Basic structure of the corpus

The CLMETEV contains three sub-periods of equal length:

I) 1710–1780: 3 million words, 32 texts by 23 different authors;
II) 1780–1850: 5.7 million words, 64 texts by 46 different authors;
III) 1850–1920: 6.3 million words, 80 texts by 51 different authors.

pie chart

The authors contributing to a sub-period are born within a corresponding time-span, as follows:

I) Texts published in 1710–1780, by authors born between 1680–1750;
II) Texts published in 1780–1850, by authors born between 1750–1820;
III) Texts published in 1850–1920, by authors born between 1820–1890.

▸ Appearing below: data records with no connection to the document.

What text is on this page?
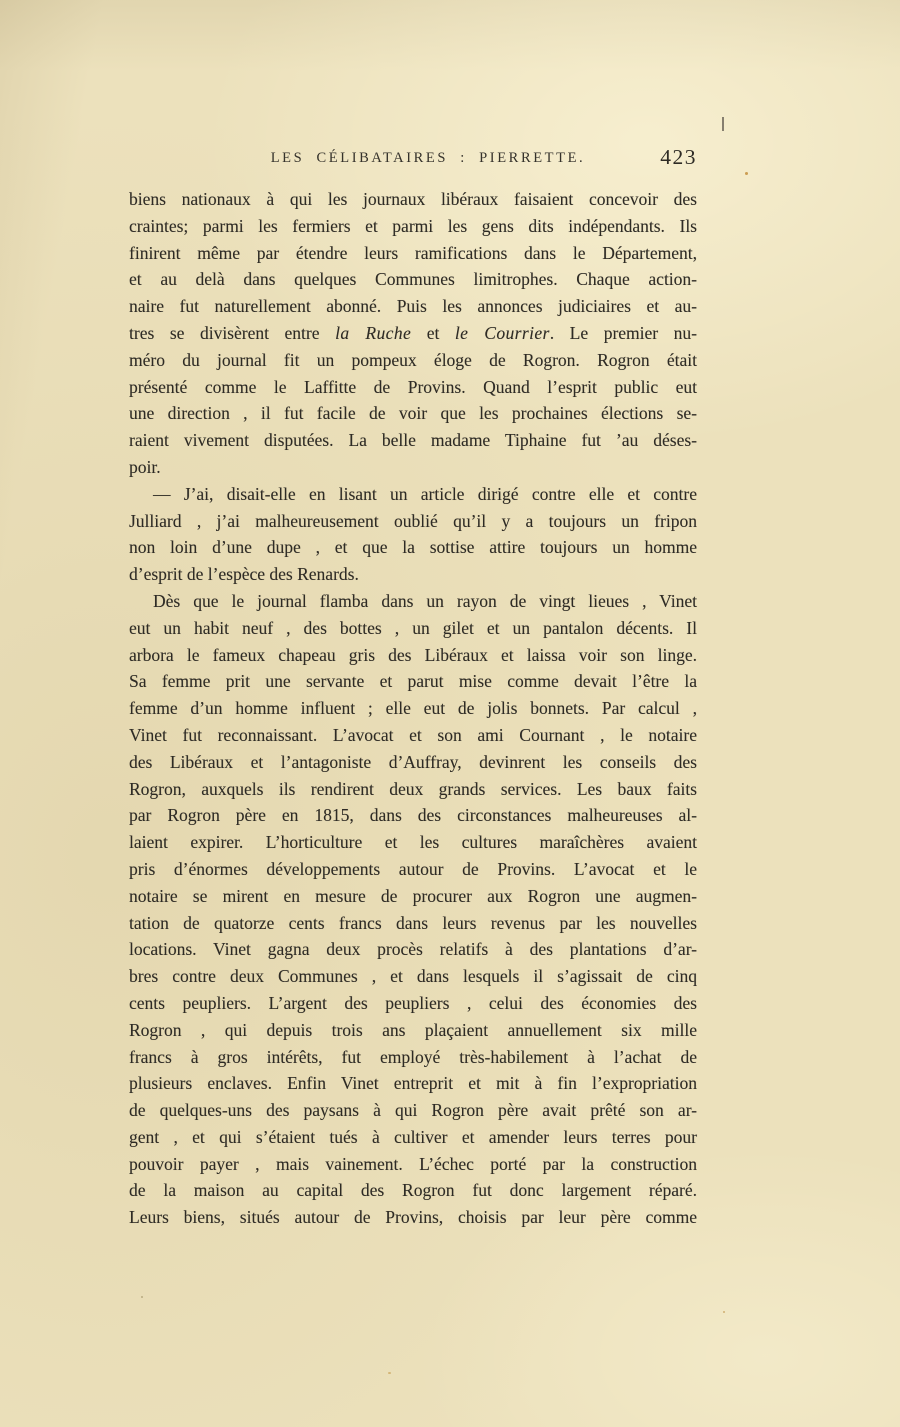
LES CÉLIBATAIRES : PIERRETTE.	423
biens nationaux à qui les journaux libéraux faisaient concevoir des
craintes; parmi les fermiers et parmi les gens dits indépendants. Ils
finirent même par étendre leurs ramifications dans le Département,
et au delà dans quelques Communes limitrophes. Chaque action-
naire fut naturellement abonné. Puis les annonces judiciaires et au-
tres se divisèrent entre la Ruche et le Courrier. Le premier nu-
méro du journal fit un pompeux éloge de Rogron. Rogron était
présenté comme le Laffitte de Provins. Quand l’esprit public eut
une direction , il fut facile de voir que les prochaines élections se-
raient vivement disputées. La belle madame Tiphaine fut ’au déses-
poir.
— J’ai, disait-elle en lisant un article dirigé contre elle et contre
Julliard , j’ai malheureusement oublié qu’il y a toujours un fripon
non loin d’une dupe , et que la sottise attire toujours un homme
d’esprit de l’espèce des Renards.
Dès que le journal flamba dans un rayon de vingt lieues , Vinet
eut un habit neuf , des bottes , un gilet et un pantalon décents. Il
arbora le fameux chapeau gris des Libéraux et laissa voir son linge.
Sa femme prit une servante et parut mise comme devait l’être la
femme d’un homme influent ; elle eut de jolis bonnets. Par calcul ,
Vinet fut reconnaissant. L’avocat et son ami Cournant , le notaire
des Libéraux et l’antagoniste d’Auffray, devinrent les conseils des
Rogron, auxquels ils rendirent deux grands services. Les baux faits
par Rogron père en 1815, dans des circonstances malheureuses al-
laient expirer. L’horticulture et les cultures maraîchères avaient
pris d’énormes développements autour de Provins. L’avocat et le
notaire se mirent en mesure de procurer aux Rogron une augmen-
tation de quatorze cents francs dans leurs revenus par les nouvelles
locations. Vinet gagna deux procès relatifs à des plantations d’ar-
bres contre deux Communes , et dans lesquels il s’agissait de cinq
cents peupliers. L’argent des peupliers , celui des économies des
Rogron , qui depuis trois ans plaçaient annuellement six mille
francs à gros intérêts, fut employé très-habilement à l’achat de
plusieurs enclaves. Enfin Vinet entreprit et mit à fin l’expropriation
de quelques-uns des paysans à qui Rogron père avait prêté son ar-
gent , et qui s’étaient tués à cultiver et amender leurs terres pour
pouvoir payer , mais vainement. L’échec porté par la construction
de la maison au capital des Rogron fut donc largement réparé.
Leurs biens, situés autour de Provins, choisis par leur père comme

No author contributes more than 200,000 words of text to the corpus. Where possible, different texts for a given author were sampled rather than including a single long text. With respect to sociolinguistic and genre coverage, because of biases in the source material, the typical text in the corpus is a novel written by an adult literate high-class male. Nevertheless, care has been taken to include as many texts as possible that deviate from the inevitable standard, and to favour those texts over texts that answer to the standard description. Consequently, the corpus also to some extent represents women fiction, formal non-fictional texts (history, religion, science), and more or less informal non-fiction writing (letters, diaries, though some are clearly meant to be literate). No systematic attempt has been made, however, to create a fully balanced corpus with gender/genre/...-matching between sub-periods. The consequence is that the corpus does represent a variety of text types, and goes some way toward redressing possible biases, but is still not suited to study variation itself.